Northland Nature Journal: It may be late, but spring is worth celebrating
Amazing what a difference a week makes — from near knee-deep snow to fire danger, from driving on the lakes to not being able to walk out, from shoveling snow to turning the soil over in the garden.
Another year where we go from winter to summer in a blink of an eye!
Waterfowl are moving through in big numbers, as are robins, juncos and a few sparrows. The phoebe is now calling by the garden.
Quite a few overwintering butterflies are still looking for first spring azure.
I saw my first hepaticas blooming — my favorite and so nice to see after so much white. Normally, they bloom on April 17. This year, it was April 25.
The chorus and wood frogs are calling, with the peepers starting to join in. On average, they begin calling on April 12, but I first heard them April 25 this year.
Spring is here, and as I wrote in my first phenology journal on May 1, this is my "happy new year!" I can now say I finally made it through another winter and the time of new birth.
But with the good comes the bad, so be careful for deer and wood ticks — both are now out. Just remember this: When you hear the ruffed grouse drumming the deer ticks are out.
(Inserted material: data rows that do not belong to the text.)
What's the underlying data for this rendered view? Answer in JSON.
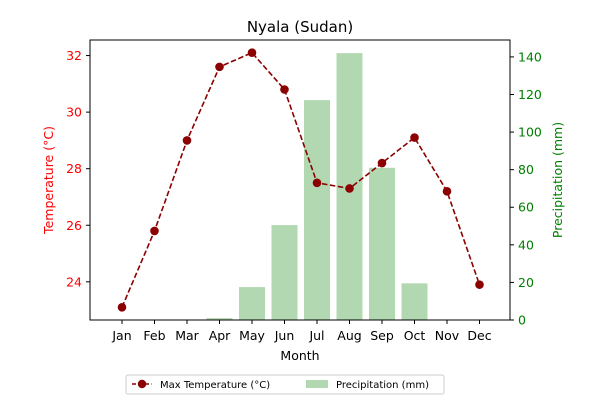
{
  "chart_data": {
    "type": "bar+line",
    "title": "Nyala (Sudan)",
    "xlabel": "Month",
    "categories": [
      "Jan",
      "Feb",
      "Mar",
      "Apr",
      "May",
      "Jun",
      "Jul",
      "Aug",
      "Sep",
      "Oct",
      "Nov",
      "Dec"
    ],
    "y_left": {
      "label": "Temperature (°C)",
      "range": [
        22.65,
        32.55
      ],
      "ticks": [
        24,
        26,
        28,
        30,
        32
      ],
      "color": "#ff0000"
    },
    "y_right": {
      "label": "Precipitation (mm)",
      "range": [
        0,
        149
      ],
      "ticks": [
        0,
        20,
        40,
        60,
        80,
        100,
        120,
        140
      ],
      "color": "#008000"
    },
    "series": [
      {
        "name": "Max Temperature (°C)",
        "type": "line",
        "axis": "left",
        "color": "#8b0000",
        "line_style": "dashed",
        "marker": "circle",
        "values": [
          23.1,
          25.8,
          29.0,
          31.6,
          32.1,
          30.8,
          27.5,
          27.3,
          28.2,
          29.1,
          27.2,
          23.9
        ]
      },
      {
        "name": "Precipitation (mm)",
        "type": "bar",
        "axis": "right",
        "color": "#b1d8b1",
        "values": [
          0,
          0,
          0,
          1,
          17.5,
          50.5,
          117,
          142,
          81,
          19.5,
          0,
          0
        ]
      }
    ],
    "legend_position": "bottom-center",
    "grid": false
  }
}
I recorded the first mosquito on April 28 of this year, one week later than average.
The loons are back. Interestingly, they grab fish; they don't spear it like heron. I learned that hand-feeding them for a few years on Shingobee Lake. Loons are very territorial around their nest. I have even found dead ducks stabbed in the breast. I'm assuming the loon attacked from underneath. Loons are very social while out in middle of lake and will congregate in numbers. They feed and splash and carry on. Did you know they only wail while on the northern lakes and only have the summer plumage while in Minnesota? While on their winter grounds in the Gulf of Mexico and Atlantic Ocean, loons are gray in color. In fact, they molt before leaving, so you will never see the loon that's on our license plates with fall colors in trees and summer colors of a loon. The Minnesota license plate is phenologically wrong. The artist messed it up all for color.
Other first sightings this year are one week to 10 days later than average, such as a fresh pocket gopher mound, active chipmunk, blue heron, mourning dove, mourning cloak, phoebe, broadwing hawk, yellow-rumped warbler and a painted turtle sunning itself.